I’m also surprised that Bland thinks this would actually stop the troops from deploying. He’s been coy about exactly how the Afghan War came to an end for Canada, but it’s a safe bet that the forces making up 5th Brigade Group contain a huge number of Afghan veterans. Which means that, while they might get slowed down, IEDs are definitely not going to stop them. Even worse (from the NPA perspective at least), that IED is going to remove any doubt in the minds of those soldiers as to what they’re up against. Whatever orders they may have received from the politically correct government won’t matter after this.

Nothing says ‘This is a fight to the death’ like twenty kilos of C4 that could have gone off under your LAV.[8]

“Bill, I want the intelligence staff to drop all their other work and get answers to these three question: Are any CF units in the West moving, and if so, to where? Are we holding units deployed in Quebec in Quebec, and if not, what additional pressures should we exert to hold them there? Based on these assessments, when should we launch the main effort in the West? Keep on top of these questions and update the info continually and let me know of any significant shifts in any area.” Molly Grace paused abruptly. “Tomorrow,” she declared, “is history right now.[9]

And we wrap up our contentious meeting with this weird bit of inconsistency within this section itself. Just a few paragraphs earlier we had the NPA operating the most incredible real-time intelligence gathering operation in history. Now suddenly they have to drop everything and focus on answering really basic questions like where the forces in the West are going to be deployed?

I’m guessing this is Bland’s way of showing that the civilian government is ineffective and weak while the army is just so cool you guys! But this ignores the fact that the CDS would have to brief the government about any major moves they make, so the lax security in the Privy Council’s Office would give them answers to all these question with only a short delay. Unless the CDS starts actively concealing stuff from the Prime Minister…

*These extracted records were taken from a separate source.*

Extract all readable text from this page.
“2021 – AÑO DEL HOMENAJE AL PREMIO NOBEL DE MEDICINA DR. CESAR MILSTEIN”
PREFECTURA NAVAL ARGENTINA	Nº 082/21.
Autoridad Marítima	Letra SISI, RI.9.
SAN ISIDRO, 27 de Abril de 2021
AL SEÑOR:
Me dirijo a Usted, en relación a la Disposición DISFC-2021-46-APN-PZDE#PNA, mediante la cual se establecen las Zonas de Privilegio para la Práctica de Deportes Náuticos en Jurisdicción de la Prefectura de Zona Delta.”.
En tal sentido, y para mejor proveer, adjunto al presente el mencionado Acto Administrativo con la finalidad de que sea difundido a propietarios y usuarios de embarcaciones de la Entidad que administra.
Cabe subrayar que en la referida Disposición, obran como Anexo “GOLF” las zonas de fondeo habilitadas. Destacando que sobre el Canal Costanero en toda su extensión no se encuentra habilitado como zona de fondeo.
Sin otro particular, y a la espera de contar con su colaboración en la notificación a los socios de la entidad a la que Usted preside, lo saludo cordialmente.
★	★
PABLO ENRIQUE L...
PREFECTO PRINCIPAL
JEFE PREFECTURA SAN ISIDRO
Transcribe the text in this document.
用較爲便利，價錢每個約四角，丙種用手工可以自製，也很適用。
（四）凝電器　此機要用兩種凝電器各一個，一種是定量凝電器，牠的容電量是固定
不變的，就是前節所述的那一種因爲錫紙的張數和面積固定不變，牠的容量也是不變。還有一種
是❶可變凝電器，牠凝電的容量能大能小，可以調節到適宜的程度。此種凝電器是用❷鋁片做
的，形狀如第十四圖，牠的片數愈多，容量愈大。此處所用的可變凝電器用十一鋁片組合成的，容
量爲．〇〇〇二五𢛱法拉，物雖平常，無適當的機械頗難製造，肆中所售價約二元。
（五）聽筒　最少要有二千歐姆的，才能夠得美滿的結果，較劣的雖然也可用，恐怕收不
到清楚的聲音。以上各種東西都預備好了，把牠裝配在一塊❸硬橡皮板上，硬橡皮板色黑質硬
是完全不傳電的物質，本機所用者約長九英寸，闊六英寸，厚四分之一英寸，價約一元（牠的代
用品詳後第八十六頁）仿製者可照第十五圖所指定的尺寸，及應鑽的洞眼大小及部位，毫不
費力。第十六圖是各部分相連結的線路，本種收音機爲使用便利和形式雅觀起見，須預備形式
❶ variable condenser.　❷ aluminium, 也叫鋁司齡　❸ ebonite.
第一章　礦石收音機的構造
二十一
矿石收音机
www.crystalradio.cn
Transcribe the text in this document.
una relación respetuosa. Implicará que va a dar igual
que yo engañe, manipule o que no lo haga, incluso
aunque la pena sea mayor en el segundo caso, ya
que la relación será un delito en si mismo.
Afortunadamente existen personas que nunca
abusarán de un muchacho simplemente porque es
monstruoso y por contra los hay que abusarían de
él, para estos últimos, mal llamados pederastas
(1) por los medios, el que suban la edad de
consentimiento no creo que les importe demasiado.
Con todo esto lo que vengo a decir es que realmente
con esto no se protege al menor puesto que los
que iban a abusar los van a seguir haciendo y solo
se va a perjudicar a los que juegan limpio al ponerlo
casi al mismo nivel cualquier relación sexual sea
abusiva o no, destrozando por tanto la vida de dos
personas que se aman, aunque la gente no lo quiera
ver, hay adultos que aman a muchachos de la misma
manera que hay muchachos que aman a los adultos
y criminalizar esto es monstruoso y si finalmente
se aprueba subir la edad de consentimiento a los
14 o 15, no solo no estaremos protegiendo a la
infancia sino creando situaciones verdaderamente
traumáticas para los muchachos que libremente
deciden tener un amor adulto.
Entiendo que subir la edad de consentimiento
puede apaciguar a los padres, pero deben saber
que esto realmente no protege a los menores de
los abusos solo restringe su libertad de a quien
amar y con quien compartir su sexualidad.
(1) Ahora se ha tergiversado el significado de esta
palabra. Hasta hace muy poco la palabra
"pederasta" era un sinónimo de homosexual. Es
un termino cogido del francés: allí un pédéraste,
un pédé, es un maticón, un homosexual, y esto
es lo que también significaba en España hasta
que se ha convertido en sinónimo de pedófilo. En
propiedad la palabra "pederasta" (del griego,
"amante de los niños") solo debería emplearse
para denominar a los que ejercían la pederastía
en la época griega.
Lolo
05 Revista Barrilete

Spoiler alert: As the novel continues, that exactly what General Bishop will do. And it won’t be out of any concern for the country’s security.

As the meeting wraps up, Molly Grace pulls Bill Whitefish to one side in the hall:

In the hallway after they left [the] room, Molly whispered to Bill, “Put someone on Selkirk. He can’t be trusted.”

Betrayal and backstabbing is in the air!

Rather than lay some ground work for more drama down the road, this sinister order is going to set the scene for a protracted and mostly out of place discussion about the history of Metis rebel leader Louis Riel.  I’ve been putting it off for a while, mainly because it’s a fairly profound topic that’s going to be a bit of a segue from the story.   But now it’s time to dive into the story of this controversial figure, and how Bland mangles his story for this novel.

Stay tuned, the next couple of posts are going to be dense.

***Featured image from Dr Strangelove or: How I Learned to Stop Worrying and Love the Bomb (Columbia Pictures, 1964).***

________________________________
[1] Sorry to quote in such depth, but this is going to be one of the few large-scale world building moments in the novel, so we’re going to have to pick this apart in detail.

[2] Is anyone getting a real sense of sarcasm from Bill and Molly? Also, I don’t recall Molly Grace being described as having glasses before now. Am I wrong?

[3] Quick background: 5 Brigade is the Quebec area formation build around the famous French Canadian infantry regiment, the R22ieme (the Van Doos). Given that Bland doesn’t seem to have a lot of respect for French Canada, I’m pleasantly surprised to see that he would accord them this basic level of praise.

[4] A while back, there was a pretty serious problem with people plugging their smart phones into DWAN computers’ USB ports to charge them. Although the DWAN’s got some pretty formidable security, breeching it is not impossible, nor would it take too many pages to explain convincingly.

[5] In all fairness, they probably would have charged MCpl Matchee as well, if he hadn’t hung himself.

[6] The Warriors from Kahnawake actually did block the Mercier bridge during the Oka Crisis, turning it into a flashpoint for mob violence from the Quebec side.

[7] It also needs to be said, but that’s a serious waste of material. Then again, from the way the NPA hands out C4, it’s pretty clear Bland thinks it’s an unlimited resource.

[8] No, that isn’t a transcription error.  I double checked it myself.  It’s right there in the novel and apparently it’s how Bland thinks Molly will inspire her cohorts in their upcoming war.